For once I was relieved to encounter a tollgate stop. The guy in the booth, in
broken English pointed out the road I needed to follow. I was eternally grateful
and once again realize that the myth of the arrogant, unhelpful Quebecois is
just that, a myth. Fifty hair-raising kilometres later I arrived in Rigaud. The
road to the guest house from the motorway went past a supermarket. I stopped to
buy salad stuff, olives, cheese, hummus, tortillas and some wine. In the
meantime Helena had followed the intended route and got to ride through some
stunning countryside and enjoyed the twists and turns of a quiet country road. The
distance for the day, about 350 Km. We
dined on my purchases on the balcony overlooking the Ottawa River Valley –
absolutely gorgeous.
Even the water lilies change colour
Canadian Shield
We left the guest house early the next morning dressed in
full regalia, it was rainy and cold so the rain gear was on. Now I am as keen
as the next guy on a six course breakfast, but there was no way we could make
it home by a reasonable hour had we stayed for that, instead it was tea
biscuits and espresso at Tim Horton’s in Alexander. We followed the same road
home that we had come by. Not always a bad idea, the view coming is very
different to the view going. I suggested we go through Peterborough instead of
bypassing on the motorway, which wasn’t my brightest moment, stop-start traffic
for 5 kilometres through the ugliness of Walmart, Home Depots and other cookie
cutter emporiums that ruin all Canadian towns. We made it home before six
o’clock to the boundless joy of the dachshunds, you would swear that we had
been away for weeks and weeks. Poor little buggers, their needs are so simple
and straightforward you just can’t help loving them.

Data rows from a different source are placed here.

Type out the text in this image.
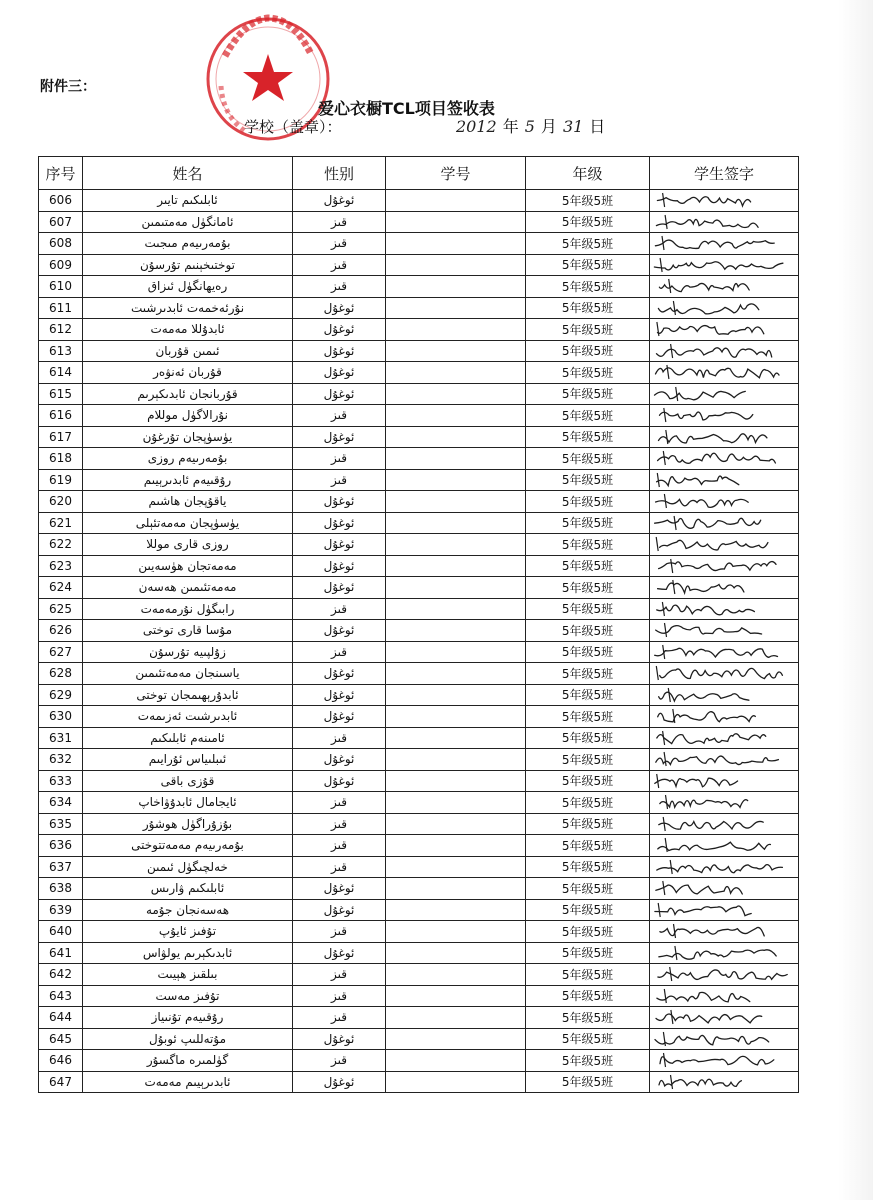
附件三：
爱心衣橱TCL项目签收表
学校（盖章）：	2012 年 5 月 31 日
序号	姓名	性别	学号	年级	学生签字
606	ئابلىكىم تايىر	ئوغۇل		5年级5班	

607	ئامانگۈل مەمتىمىن	قىز		5年级5班	

608	بۇمەرىيەم مىجىت	قىز		5年级5班	

609	توختىخېنىم تۇرسۇن	قىز		5年级5班	

610	رەيھانگۈل ئىزاق	قىز		5年级5班	

611	نۇرئەخمەت ئابدىرشىت	ئوغۇل		5年级5班	

612	ئابدۇللا مەمەت	ئوغۇل		5年级5班	

613	ئىمىن قۇربان	ئوغۇل		5年级5班	

614	قۇربان ئەنۋەر	ئوغۇل		5年级5班	

615	قۇربانجان ئابدىكېرىم	ئوغۇل		5年级5班	

616	نۇرالاگۈل موللام	قىز		5年级5班	

617	يۈسۈپجان تۇرغۇن	ئوغۇل		5年级5班	

618	بۇمەرىيەم روزى	قىز		5年级5班	

619	رۇقىيەم ئابدىرېيىم	قىز		5年级5班	

620	ياقۇپجان ھاشىم	ئوغۇل		5年级5班	

621	يۈسۈپجان مەمەتئېلى	ئوغۇل		5年级5班	

622	روزى قارى موللا	ئوغۇل		5年级5班	

623	مەمەتجان ھۈسەيىن	ئوغۇل		5年级5班	

624	مەمەتئىمىن ھەسەن	ئوغۇل		5年级5班	

625	رابىگۈل نۇرمەمەت	قىز		5年级5班	

626	مۇسا قارى توختى	ئوغۇل		5年级5班	

627	زۇلپىيە تۇرسۇن	قىز		5年级5班	

628	ياسىنجان مەمەتئىمىن	ئوغۇل		5年级5班	

629	ئابدۇرېھىمجان توختى	ئوغۇل		5年级5班	

630	ئابدىرشىت ئەزىمەت	ئوغۇل		5年级5班	

631	ئامىنەم ئابلىكىم	قىز		5年级5班	

632	ئىبلىياس ئۇرايىم	ئوغۇل		5年级5班	

633	قۇزى باقى	ئوغۇل		5年级5班	

634	ئايجامال ئابدۇۋاخاپ	قىز		5年级5班	

635	بۇزۇراگۈل ھوشۇر	قىز		5年级5班	

636	بۇمەرىيەم مەمەتتوختى	قىز		5年级5班	

637	خەلچىگۈل ئىمىن	قىز		5年级5班	

638	ئابلىكىم ۋارىس	ئوغۇل		5年级5班	

639	ھەسەنجان جۇمە	ئوغۇل		5年级5班	

640	تۇفىز ئايۇپ	قىز		5年级5班	

641	ئابدىكېرىم يولۋاس	ئوغۇل		5年级5班	

642	بىلقىز ھېيىت	قىز		5年级5班	

643	تۇفىز مەست	قىز		5年级5班	

644	رۇقىيەم تۇنىياز	قىز		5年级5班	

645	مۇتەللىپ ئوبۇل	ئوغۇل		5年级5班	

646	گۈلمىرە ماگسۇر	قىز		5年级5班	

647	ئابدىرېيىم مەمەت	ئوغۇل		5年级5班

My route home from Ottawa is much the same, it is rainy and
cold with intermittent sunshine. Fall instead of spring, red and yellow leaves
versus light green of the newly sprouted, only driving the Dodge Caravan is
such a poor substitute. This is Canada, I deal with the downs because it has
such ups. The riding season is coming to an end, but there is always next year.
Older, but no wiser, I’ll ride again, assuming I’m still here and capable.